On Wednesday, March 18, the Seattle Post-Intelligencer (P-I) will switch from a daily print paper, with an average circulation of 117,572, to an online-only publication.

The switch, announced by P-I parent company Hearst Corp. on Monday, March 16, will make it the largest daily newspaper to adopt an entirely digital operating model. The paper’s Web traffic, which Nielsen measured at 1.8 million unique visitors in January, already far outpaces its print circulation. The goal will be to grow that number through deeper community involvement, additions to the site and content-sharing partnerships with other popular publications.

“Our goal now is to turn seattlepi.com into the leading news and information portal in the region,” Frank Bennack Jr., CEO of Hearst, said in a statement.

Regional and community news will be the bread and butter of Seattlepi.com; the site is adding more than 150 reader blogs, as well as community databases, photo galleries and regular columns from Seattle residents.
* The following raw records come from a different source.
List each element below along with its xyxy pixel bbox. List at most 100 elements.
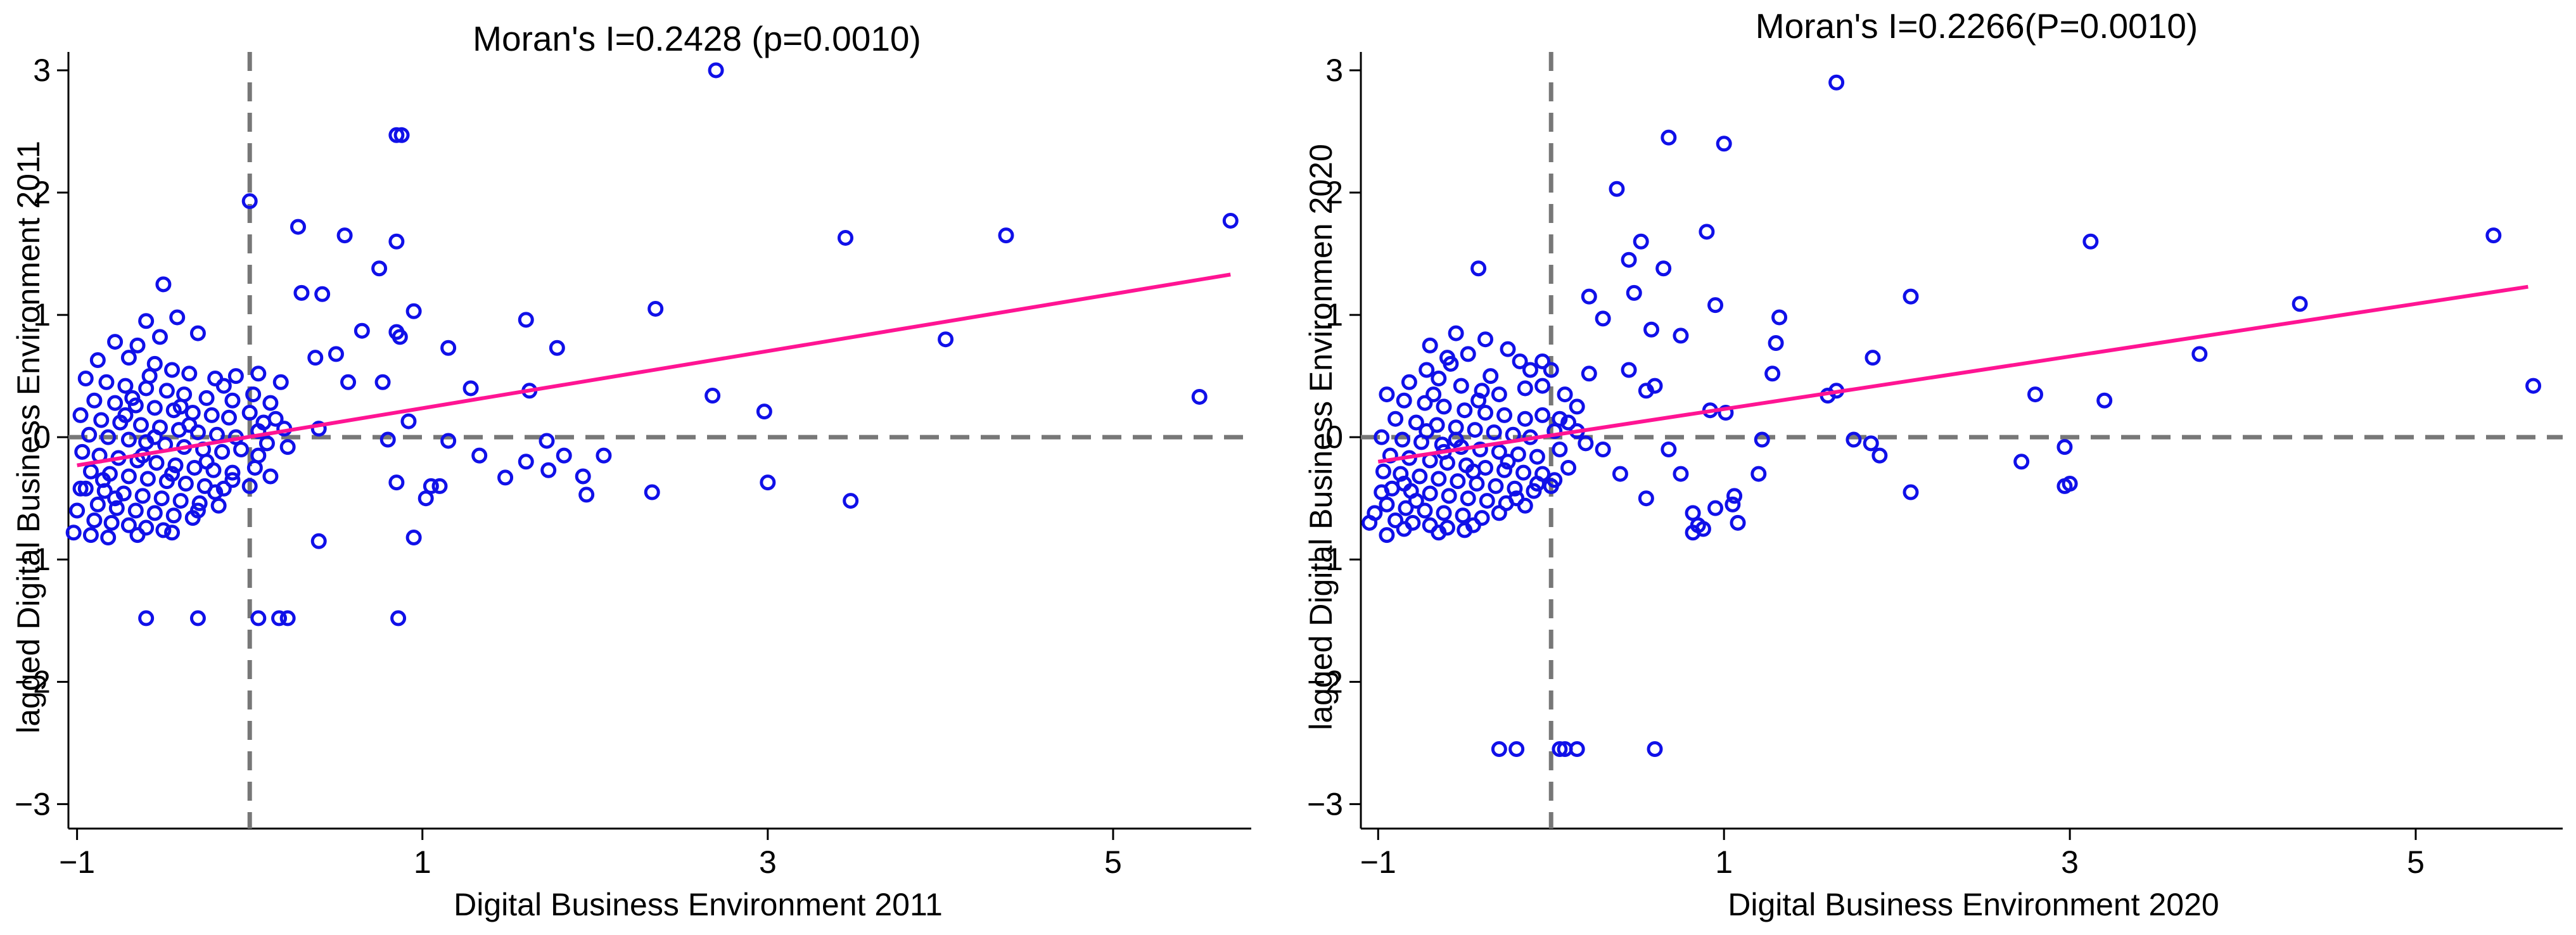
data-point-2011 (208, 426, 225, 443)
data-point-2011 (172, 398, 189, 415)
chart-title-2011: Moran's I=0.2428 (p=0.0010) (473, 19, 921, 58)
data-point-2011 (139, 471, 156, 487)
data-point-2020 (1828, 74, 1845, 91)
data-point-2020 (1529, 476, 1545, 492)
data-point-2020 (1621, 362, 1637, 378)
data-point-2020 (1425, 386, 1442, 403)
x-tick-label-2020: 5 (2407, 844, 2425, 880)
data-point-2020 (2027, 386, 2044, 403)
x-axis-label-2020: Digital Business Environment 2020 (1728, 887, 2219, 922)
data-point-2011 (129, 527, 146, 544)
data-point-2020 (1560, 414, 1577, 431)
data-point-2011 (107, 395, 124, 411)
data-point-2011 (390, 610, 407, 627)
data-point-2020 (1450, 473, 1466, 490)
data-point-2011 (207, 484, 224, 500)
data-point-2011 (158, 383, 175, 399)
data-point-2020 (1472, 441, 1488, 457)
data-point-2020 (1408, 493, 1424, 509)
data-point-2020 (1488, 478, 1504, 494)
data-point-2011 (354, 322, 370, 339)
data-point-2020 (1491, 505, 1507, 521)
data-point-2011 (98, 374, 115, 390)
data-point-2011 (250, 423, 267, 440)
data-point-2020 (1412, 468, 1428, 485)
data-point-2020 (1419, 423, 1435, 440)
data-point-2011 (310, 533, 327, 549)
data-point-2011 (65, 525, 82, 541)
data-point-2011 (164, 525, 181, 541)
data-point-2020 (1491, 386, 1507, 403)
data-point-2011 (172, 493, 189, 509)
data-point-2020 (1448, 431, 1464, 448)
data-point-2020 (1396, 521, 1412, 537)
data-point-2011 (644, 484, 660, 500)
data-point-2011 (181, 417, 198, 433)
data-point-2011 (540, 462, 557, 478)
data-point-2020 (1725, 496, 1741, 512)
data-point-2020 (1522, 362, 1538, 378)
x-tick-label-2020: −1 (1360, 844, 1396, 880)
y-tick-label-2011: −2 (15, 664, 51, 699)
data-point-2020 (1626, 284, 1642, 301)
data-point-2020 (1661, 129, 1677, 146)
data-point-2020 (1560, 459, 1577, 476)
data-point-2011 (181, 366, 198, 382)
y-tick-label-2020: −1 (1307, 542, 1343, 577)
data-point-2011 (647, 300, 664, 317)
data-point-2020 (1647, 741, 1663, 758)
scatter-panel-2020: Moran's I=0.2266(P=0.0010) Digital Busin… (1303, 6, 2563, 922)
data-point-2020 (1569, 398, 1585, 415)
data-point-2020 (1431, 525, 1447, 541)
data-point-2020 (1771, 309, 1788, 326)
data-point-2020 (1609, 181, 1625, 197)
data-point-2011 (138, 610, 155, 627)
data-point-2011 (108, 500, 125, 516)
data-point-2020 (1707, 297, 1724, 314)
data-point-2011 (117, 407, 134, 423)
data-point-2011 (1191, 388, 1208, 405)
y-tick-label-2020: −2 (1307, 664, 1343, 699)
data-point-2011 (198, 454, 215, 470)
data-point-2011 (86, 392, 103, 409)
data-point-2020 (1455, 507, 1471, 524)
data-point-2011 (77, 480, 94, 497)
data-point-2011 (132, 417, 149, 433)
data-point-2020 (1633, 233, 1649, 250)
data-point-2011 (189, 502, 206, 519)
data-point-2011 (843, 493, 859, 509)
data-point-2011 (82, 463, 99, 480)
data-point-2011 (107, 490, 124, 507)
data-point-2011 (938, 331, 954, 348)
data-point-2020 (1375, 463, 1391, 480)
data-point-2020 (1534, 353, 1551, 369)
data-point-2011 (279, 439, 296, 455)
data-point-2011 (462, 380, 479, 397)
data-point-2020 (1387, 512, 1404, 528)
data-point-2020 (1595, 310, 1611, 327)
data-point-2020 (1508, 490, 1525, 507)
data-point-2011 (440, 433, 457, 449)
data-point-2011 (575, 468, 591, 485)
data-point-2020 (2056, 439, 2073, 455)
data-point-2020 (1477, 331, 1494, 348)
data-point-2020 (1482, 368, 1499, 385)
plot-area-2011: −3 −2 −1 0 1 2 3 −1 1 3 5 (15, 52, 1251, 880)
data-point-2011 (169, 309, 186, 326)
y-tick-label-2011: 3 (33, 53, 51, 88)
data-point-2020 (1754, 431, 1770, 448)
data-point-2020 (1621, 251, 1637, 268)
data-point-2011 (89, 496, 106, 512)
data-point-2020 (1515, 464, 1532, 481)
data-point-2020 (1546, 472, 1563, 488)
data-point-2020 (1460, 346, 1476, 362)
data-point-2020 (1470, 260, 1487, 277)
y-tick-label-2020: 2 (1325, 175, 1343, 210)
data-point-2020 (1374, 429, 1390, 445)
data-point-2011 (214, 443, 231, 460)
data-point-2011 (267, 410, 284, 427)
data-point-2020 (1543, 362, 1559, 378)
data-point-2020 (1436, 505, 1452, 521)
data-point-2011 (72, 480, 89, 497)
y-tick-label-2020: 1 (1325, 297, 1343, 333)
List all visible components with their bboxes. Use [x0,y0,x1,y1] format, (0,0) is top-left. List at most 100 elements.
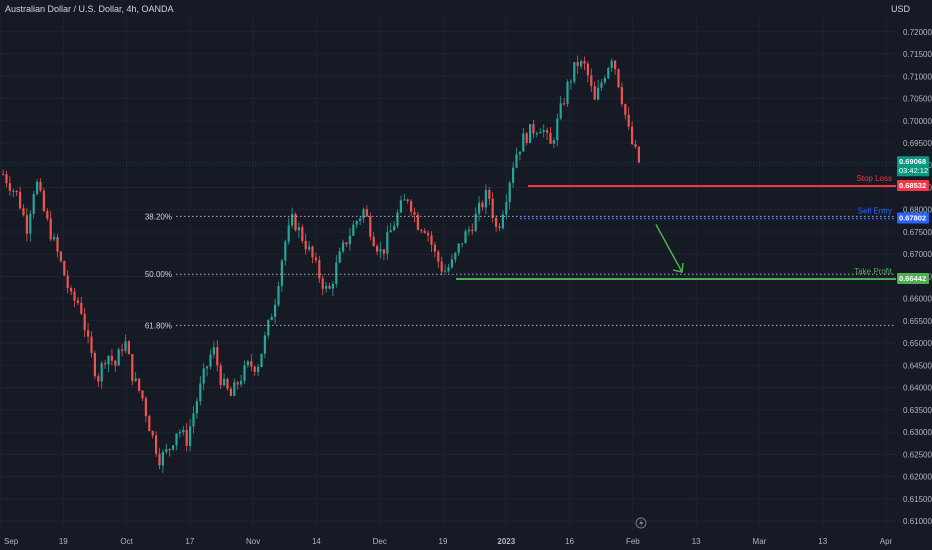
candle [576,55,579,75]
candle-body [32,194,35,214]
candle [138,378,141,393]
candle [607,66,610,80]
candle-body [216,347,219,366]
arrow-icon [655,224,684,273]
candle [42,187,45,213]
candle-body [335,262,338,285]
candle-body [512,167,515,183]
candle-body [433,244,436,252]
candle [117,347,120,366]
candle-body [202,368,205,384]
candle [532,119,535,139]
candle-body [546,130,549,133]
candle [158,447,161,470]
y-tick-label: 0.66000 [903,295,932,304]
candle [495,215,498,232]
candle [396,209,399,229]
fib-level-label: 50.00% [145,270,172,279]
y-tick-label: 0.67500 [903,228,932,237]
candle-body [73,291,76,301]
candle-body [529,124,532,143]
candle [32,190,35,219]
candle-body [362,209,365,219]
candle [168,448,171,457]
candle-body [233,382,236,396]
candle [267,319,270,339]
candle [447,263,450,274]
candle-body [576,62,579,67]
candle-body [559,103,562,119]
candle [382,249,385,261]
candle [226,377,229,391]
candle-body [583,61,586,64]
candle-body [420,229,423,231]
candle [433,241,436,258]
candle-body [321,278,324,289]
candle-body [287,225,290,242]
candle [610,58,613,72]
candle [498,223,501,232]
candle-body [49,218,52,240]
candle [393,220,396,231]
candle [345,242,348,247]
candle-body [311,246,314,258]
candle [563,97,566,107]
candle-body [127,341,130,355]
sell-entry-badge: 0.67802 [897,212,929,224]
x-tick-label: Apr [880,537,893,546]
candle-body [525,133,528,143]
candle [464,228,467,244]
candle [131,353,134,386]
candle-body [158,453,161,466]
candle [634,139,637,149]
candle-body [253,366,256,372]
candle [515,147,518,169]
candle [603,75,606,85]
candle [161,449,164,473]
x-tick-label: 13 [692,537,701,546]
candle-body [569,81,572,83]
candle [590,68,593,93]
candle-body [379,249,382,252]
candle-body [376,246,379,252]
candle-body [597,87,600,100]
x-tick-label: Dec [373,537,387,546]
sell-entry-label: Sell Entry [858,207,892,216]
candle-body [297,227,300,231]
candle [389,223,392,233]
candle [379,241,382,259]
candle [508,180,511,210]
y-tick-label: 0.67000 [903,250,932,259]
candle-body [66,275,69,289]
candle [29,210,32,242]
candle-body [430,235,433,245]
candle-body [182,429,185,433]
candle [8,176,11,196]
y-tick-label: 0.71500 [903,50,932,59]
candle [583,56,586,71]
candle-body [457,243,460,253]
candle [172,444,175,452]
candle [620,82,623,107]
lightning-bolt [639,519,644,528]
candle [192,405,195,434]
x-tick-label: 14 [312,537,321,546]
candle [467,226,470,236]
current-price-badge-countdown: 03:42:12 [899,166,928,175]
candle [246,359,249,368]
candle [80,296,83,315]
candle [546,127,549,140]
candle-body [552,140,555,144]
candle [559,96,562,121]
candle-body [100,363,103,382]
candle [311,245,314,264]
candle-body [267,319,270,336]
candle [369,212,372,241]
candle [450,253,453,269]
candle-body [386,232,389,254]
candle [291,207,294,229]
candle [90,331,93,358]
candle [202,363,205,391]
The closing of the P-I print edition leaves Seattle, which has a population of just under 600,000, with only one daily print newspaper, the Seattle Times. The Times, which until recently held a joint operating agreement with the P-I, has an average Monday circulation of 194,377. The Times appears committed to maintaining its print product, and could conceivably pick up some former P-I readers after the switch.

Hearst magazines, too, could benefit from the P-I’s online move. To bolster its site, the paper has formed content sharing agreements with the magazines owned by its parent company, including Redbook, Cosmopolitan and Esquire. Michelle Nicolosi, the new executive producer of Seattlepi.com, said that the paper will continue to develop such partnerships and will deepen existing ones with TVGuide.com and Xconomy.com.

Advertising will take a more prominent role at the P-I: while the paper is whittling its editorial staff from 150 to about 20, it is hiring 20 new employees to create a digital agency, which will sell online ad space for Seattlepi.com, mostly to local businesses. The new agency will also sell the digital advertising products, such as display advertising and SEM, of P-I partners like Yahoo, Google, MSN, Ask.com and Kaango.

Hearst put the P-I up for sale on January 9, but no buyers emerged within the 60 day limit set by the company. The paper reportedly lost $14 million last year.  

The P-I is the second city newspaper to shutter this year. Denver’s Rocky Mountain News, which was closed in February, followed a similar trajectory: After losing a reported $16 million in 2008, it was put up for sale by its parent company, Scripps, and failed to find a buyer within its specified time frame.